Recensione del 26 ago 2000

Paragonato a recenti prove non proprio memorabili, “Farmhouse” è un album scintillante, splendidamente anacronistico come spesso sembra essere la migliore musica dei Phish. La band del New England ancora una volta ha saputo creare uno scenario totalmente aperto, con forti accenti ‘southern’ e una libertà stilistica da esprimersi tanto con semplici canzoni (“Farmhouse”) che con lughe suite (è il caso della conclusiva “First tube”). In mezzo a questi due estremi vivono altri 10 episodi, ognuno dei quali dotato di una sua indipendenza strutturale e fonte di una serie di rimandi artistici e stiliti che da sempre fanno parte del gioco musicale del gruppo. A chi scrive è piaciuta molto soprattutto la prima parte del disco, caratterizzata da canzoni che sposano rime e metriche di band come Allman Brothers e artisti come Neil Young, in uno splendido gioco di rimandi che ha il pregio di annullare il qui e l’ora per lasciare svettare solo la potenza espressiva della musica.

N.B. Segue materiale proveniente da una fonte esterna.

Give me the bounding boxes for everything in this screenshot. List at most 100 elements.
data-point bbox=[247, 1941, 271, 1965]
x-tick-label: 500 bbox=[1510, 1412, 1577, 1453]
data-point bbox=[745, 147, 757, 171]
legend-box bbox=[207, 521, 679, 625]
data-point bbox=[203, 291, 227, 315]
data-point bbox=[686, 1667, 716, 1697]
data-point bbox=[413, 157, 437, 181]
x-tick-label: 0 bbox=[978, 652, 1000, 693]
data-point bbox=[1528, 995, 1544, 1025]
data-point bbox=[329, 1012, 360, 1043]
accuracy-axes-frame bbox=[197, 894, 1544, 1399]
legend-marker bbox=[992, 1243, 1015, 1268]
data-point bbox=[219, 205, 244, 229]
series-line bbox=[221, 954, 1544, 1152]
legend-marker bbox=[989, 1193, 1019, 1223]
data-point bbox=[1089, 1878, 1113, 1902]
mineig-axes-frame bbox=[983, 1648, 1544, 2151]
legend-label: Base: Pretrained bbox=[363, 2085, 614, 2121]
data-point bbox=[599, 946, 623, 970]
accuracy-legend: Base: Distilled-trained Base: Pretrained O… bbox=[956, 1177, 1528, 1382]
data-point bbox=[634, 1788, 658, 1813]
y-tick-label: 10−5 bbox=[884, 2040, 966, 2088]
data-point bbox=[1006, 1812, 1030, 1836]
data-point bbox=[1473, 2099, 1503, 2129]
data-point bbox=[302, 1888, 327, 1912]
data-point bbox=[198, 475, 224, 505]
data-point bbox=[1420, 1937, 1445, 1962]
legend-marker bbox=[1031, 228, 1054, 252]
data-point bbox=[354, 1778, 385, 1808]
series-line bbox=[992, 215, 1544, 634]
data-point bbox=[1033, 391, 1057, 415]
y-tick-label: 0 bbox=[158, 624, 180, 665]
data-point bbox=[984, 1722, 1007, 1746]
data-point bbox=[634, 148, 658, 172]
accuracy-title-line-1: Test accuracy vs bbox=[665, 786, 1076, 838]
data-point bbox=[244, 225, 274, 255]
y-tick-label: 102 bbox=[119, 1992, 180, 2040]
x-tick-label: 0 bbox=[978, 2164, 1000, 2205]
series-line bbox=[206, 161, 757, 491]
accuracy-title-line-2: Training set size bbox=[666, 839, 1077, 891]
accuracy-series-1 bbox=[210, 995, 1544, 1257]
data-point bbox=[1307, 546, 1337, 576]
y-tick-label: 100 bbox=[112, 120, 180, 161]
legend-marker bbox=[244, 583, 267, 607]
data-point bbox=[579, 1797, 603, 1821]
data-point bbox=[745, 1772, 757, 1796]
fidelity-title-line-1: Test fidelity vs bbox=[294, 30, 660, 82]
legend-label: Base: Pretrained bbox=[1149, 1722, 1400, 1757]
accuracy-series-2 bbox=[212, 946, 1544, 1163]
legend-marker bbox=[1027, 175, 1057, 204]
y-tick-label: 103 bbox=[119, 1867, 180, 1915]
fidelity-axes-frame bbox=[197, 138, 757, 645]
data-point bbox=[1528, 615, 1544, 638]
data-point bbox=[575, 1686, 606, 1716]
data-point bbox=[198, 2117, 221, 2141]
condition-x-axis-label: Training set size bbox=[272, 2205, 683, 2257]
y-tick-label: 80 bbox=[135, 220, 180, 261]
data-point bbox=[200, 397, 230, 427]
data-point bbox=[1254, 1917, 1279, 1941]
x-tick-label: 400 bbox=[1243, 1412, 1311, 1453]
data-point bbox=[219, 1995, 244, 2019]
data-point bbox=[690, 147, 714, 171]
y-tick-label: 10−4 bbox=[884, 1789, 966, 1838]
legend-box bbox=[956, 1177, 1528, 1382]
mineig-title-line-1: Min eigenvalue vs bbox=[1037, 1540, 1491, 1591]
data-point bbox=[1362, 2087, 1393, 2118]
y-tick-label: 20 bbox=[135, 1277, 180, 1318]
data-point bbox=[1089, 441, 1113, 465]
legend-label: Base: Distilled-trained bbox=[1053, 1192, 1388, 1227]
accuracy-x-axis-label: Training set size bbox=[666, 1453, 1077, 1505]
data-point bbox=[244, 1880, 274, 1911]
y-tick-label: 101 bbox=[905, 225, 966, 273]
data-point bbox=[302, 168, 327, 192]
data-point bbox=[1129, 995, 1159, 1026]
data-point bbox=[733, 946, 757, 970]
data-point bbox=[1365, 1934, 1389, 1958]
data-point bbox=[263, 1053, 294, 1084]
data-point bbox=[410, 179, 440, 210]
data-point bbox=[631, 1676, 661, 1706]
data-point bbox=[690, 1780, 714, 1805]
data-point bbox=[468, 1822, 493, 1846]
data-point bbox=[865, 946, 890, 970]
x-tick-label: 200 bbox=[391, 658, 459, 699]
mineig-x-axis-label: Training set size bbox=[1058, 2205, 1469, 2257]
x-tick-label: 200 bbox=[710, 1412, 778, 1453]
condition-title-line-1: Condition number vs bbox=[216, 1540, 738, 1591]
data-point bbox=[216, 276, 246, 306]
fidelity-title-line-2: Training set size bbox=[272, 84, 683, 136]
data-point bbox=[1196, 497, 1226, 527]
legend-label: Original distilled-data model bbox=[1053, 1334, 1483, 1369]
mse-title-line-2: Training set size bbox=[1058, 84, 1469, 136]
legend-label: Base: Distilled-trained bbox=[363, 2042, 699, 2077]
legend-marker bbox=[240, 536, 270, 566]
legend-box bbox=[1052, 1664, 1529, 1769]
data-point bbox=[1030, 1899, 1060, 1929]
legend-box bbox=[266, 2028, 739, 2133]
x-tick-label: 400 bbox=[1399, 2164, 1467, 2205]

Da sempre al centro di una diatriba artistica in Italia – c’è chi li adora e chi li fa a pezzi – da tempo ormai in grado di poter contare su un pubblico decisamente massiccio in quanto a fedeltà e a quantità, i Phish con questo album sembrano aver ritrovato il bandolo di una matassa che era sembrata sfuggirgli per buona parte degli ultimi anni e tornano a riproporsi come una delle band più atipiche e ispirate del rock.